Mit dem Geborgenheit spendenden Zuhause beginnt es; die erste Herausforderung gibt dem Daumesdick die Gelegenheit, das Elternhaus zu ehren und das zurückzugeben, was ihm seine Eltern an Liebe geschenkt haben. Doch sein weiterer Weg verläuft keinesfalls geradlinig, sondern mit Prüfungen gespickt. Es sind Prüfungen zur Individuation als selbständiger Mensch, um dann wieder liebevoll empfangen nach Hause zu kommen. Der Kreis schließt sich.
Die Herausforderungen selbst können heftig sein. Sie sind durchaus archetypisch: verkauft, verschaukelt, weggegeben werden, diebischen oder allgemein unguten Absichten im Außen trotzen, in Dunkelheit und bedrängender Enge wach bleiben und noch als Selbstrettung gezielt handeln können, weiterhin klug und durchaus listig-kreativ Widersacher mit bösen, betrügerischen Absichten zu Fall bringen; doch auch eigene Schwachstellen wie Verführbarkeit oder Gier im „Habenwollen“ erkennen. Sie können in gegnerischer und manipulativer Absicht ausgenutzt werden.

Lösungen suchen, Neues lernen und lebenslang wachsen!
Wer kennt solche Situationen im Verlauf des Lebens nicht?

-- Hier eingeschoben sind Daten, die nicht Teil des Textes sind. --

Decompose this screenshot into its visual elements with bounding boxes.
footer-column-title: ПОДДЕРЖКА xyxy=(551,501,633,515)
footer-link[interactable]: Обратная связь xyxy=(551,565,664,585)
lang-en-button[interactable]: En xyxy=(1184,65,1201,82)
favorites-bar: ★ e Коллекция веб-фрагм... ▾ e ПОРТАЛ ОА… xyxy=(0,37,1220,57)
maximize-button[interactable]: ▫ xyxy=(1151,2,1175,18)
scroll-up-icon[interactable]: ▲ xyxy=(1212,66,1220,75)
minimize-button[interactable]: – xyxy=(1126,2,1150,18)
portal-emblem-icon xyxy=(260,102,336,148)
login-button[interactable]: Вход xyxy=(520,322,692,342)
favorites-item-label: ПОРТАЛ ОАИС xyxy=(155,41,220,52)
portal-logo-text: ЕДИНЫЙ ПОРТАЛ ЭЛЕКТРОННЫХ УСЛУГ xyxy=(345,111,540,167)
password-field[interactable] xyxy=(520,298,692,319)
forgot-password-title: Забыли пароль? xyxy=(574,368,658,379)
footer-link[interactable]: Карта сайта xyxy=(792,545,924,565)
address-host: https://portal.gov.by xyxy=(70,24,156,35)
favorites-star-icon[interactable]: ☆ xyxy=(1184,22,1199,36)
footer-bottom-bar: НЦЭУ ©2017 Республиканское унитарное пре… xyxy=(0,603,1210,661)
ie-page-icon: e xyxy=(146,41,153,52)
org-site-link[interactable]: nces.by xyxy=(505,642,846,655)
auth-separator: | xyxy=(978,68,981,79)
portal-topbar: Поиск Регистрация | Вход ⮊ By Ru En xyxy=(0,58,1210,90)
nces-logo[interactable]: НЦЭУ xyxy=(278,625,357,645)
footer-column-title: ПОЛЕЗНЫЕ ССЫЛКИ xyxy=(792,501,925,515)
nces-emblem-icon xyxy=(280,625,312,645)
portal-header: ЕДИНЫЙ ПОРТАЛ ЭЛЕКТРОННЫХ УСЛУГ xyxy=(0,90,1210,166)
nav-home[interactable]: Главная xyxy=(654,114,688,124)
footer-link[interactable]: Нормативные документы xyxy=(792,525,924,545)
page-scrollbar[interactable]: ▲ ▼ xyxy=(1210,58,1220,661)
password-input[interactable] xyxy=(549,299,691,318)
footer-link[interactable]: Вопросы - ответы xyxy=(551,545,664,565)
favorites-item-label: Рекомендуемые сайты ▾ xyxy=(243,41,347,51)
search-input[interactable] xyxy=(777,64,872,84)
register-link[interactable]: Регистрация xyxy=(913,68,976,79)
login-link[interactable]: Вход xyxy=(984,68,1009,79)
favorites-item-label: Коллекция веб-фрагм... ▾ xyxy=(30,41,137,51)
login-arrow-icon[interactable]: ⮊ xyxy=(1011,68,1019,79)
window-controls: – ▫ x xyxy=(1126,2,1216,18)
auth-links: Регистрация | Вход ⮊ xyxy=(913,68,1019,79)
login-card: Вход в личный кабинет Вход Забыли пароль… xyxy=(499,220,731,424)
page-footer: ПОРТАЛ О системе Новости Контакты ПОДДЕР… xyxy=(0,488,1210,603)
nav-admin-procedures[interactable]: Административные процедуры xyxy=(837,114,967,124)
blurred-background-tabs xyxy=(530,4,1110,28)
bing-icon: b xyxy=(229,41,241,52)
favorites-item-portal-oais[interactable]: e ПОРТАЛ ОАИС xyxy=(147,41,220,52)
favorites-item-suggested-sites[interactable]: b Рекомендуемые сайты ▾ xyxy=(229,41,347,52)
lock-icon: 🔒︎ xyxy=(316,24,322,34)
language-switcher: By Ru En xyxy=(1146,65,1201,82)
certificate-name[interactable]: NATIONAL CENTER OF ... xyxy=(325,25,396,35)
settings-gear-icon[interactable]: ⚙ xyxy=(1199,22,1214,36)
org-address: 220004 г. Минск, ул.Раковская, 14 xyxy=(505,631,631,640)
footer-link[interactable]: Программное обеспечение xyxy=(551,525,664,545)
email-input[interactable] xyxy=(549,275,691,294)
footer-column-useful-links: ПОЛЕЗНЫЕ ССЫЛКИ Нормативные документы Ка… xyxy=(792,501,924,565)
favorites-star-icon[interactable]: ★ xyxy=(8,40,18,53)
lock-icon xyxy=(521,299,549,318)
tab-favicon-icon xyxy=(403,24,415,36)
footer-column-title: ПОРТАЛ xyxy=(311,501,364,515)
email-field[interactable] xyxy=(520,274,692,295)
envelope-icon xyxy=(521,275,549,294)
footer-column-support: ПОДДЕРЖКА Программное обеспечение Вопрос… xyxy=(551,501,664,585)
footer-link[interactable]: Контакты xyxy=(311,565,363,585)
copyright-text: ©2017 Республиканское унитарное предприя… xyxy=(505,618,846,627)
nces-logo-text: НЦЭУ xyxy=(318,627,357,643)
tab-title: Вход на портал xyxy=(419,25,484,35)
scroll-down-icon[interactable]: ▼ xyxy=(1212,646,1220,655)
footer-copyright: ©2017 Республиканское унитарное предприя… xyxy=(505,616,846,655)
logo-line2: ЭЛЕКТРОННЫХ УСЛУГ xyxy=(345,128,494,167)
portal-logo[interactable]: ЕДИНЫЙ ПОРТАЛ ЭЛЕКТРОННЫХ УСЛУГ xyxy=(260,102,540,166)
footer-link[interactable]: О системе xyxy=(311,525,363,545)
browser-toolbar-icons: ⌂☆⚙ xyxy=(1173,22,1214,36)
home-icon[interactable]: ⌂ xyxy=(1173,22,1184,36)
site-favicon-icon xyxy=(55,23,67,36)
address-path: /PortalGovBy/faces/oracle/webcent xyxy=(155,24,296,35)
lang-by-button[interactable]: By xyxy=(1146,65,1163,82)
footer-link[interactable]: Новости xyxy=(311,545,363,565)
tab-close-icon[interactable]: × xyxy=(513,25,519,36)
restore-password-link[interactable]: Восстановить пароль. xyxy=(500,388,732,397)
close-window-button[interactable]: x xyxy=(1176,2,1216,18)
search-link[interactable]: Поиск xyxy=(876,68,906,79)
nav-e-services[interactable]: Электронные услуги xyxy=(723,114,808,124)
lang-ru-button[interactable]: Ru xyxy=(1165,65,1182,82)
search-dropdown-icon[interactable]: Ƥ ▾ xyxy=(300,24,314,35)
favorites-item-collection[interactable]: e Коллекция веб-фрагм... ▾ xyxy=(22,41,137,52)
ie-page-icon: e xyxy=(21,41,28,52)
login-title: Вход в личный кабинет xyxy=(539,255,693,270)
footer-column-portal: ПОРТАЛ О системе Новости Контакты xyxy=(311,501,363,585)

Wahrscheinlich wir alle. Es kommt nicht so sehr darauf an, übervorteilt worden zu sein, sondern darauf, eine gute, rettende Lösung zu finden und umzusetzen. Dies führt uns gereift und gestärkt zurück zu uns selbst – gleichsam nach Hause.
Geborgenheit macht uns stark. Nicht immer ist sie einfach gegeben. Doch wir können sie uns erschaffen. Eine liebevolle Umgebung macht es möglich! Vor allem sorgt sie dafür, dass wir uns selbst und unseren Werten treu bleiben. Dies ist ein lebenslanger Prozess, eine Reise, bei der wir selbst wachsen und immer wieder Neues lernen. Es lohnt sich, dies bewusst zu gestalten! In Leichtigkeit und mit einer Prise Humor. Einfach dranbleiben!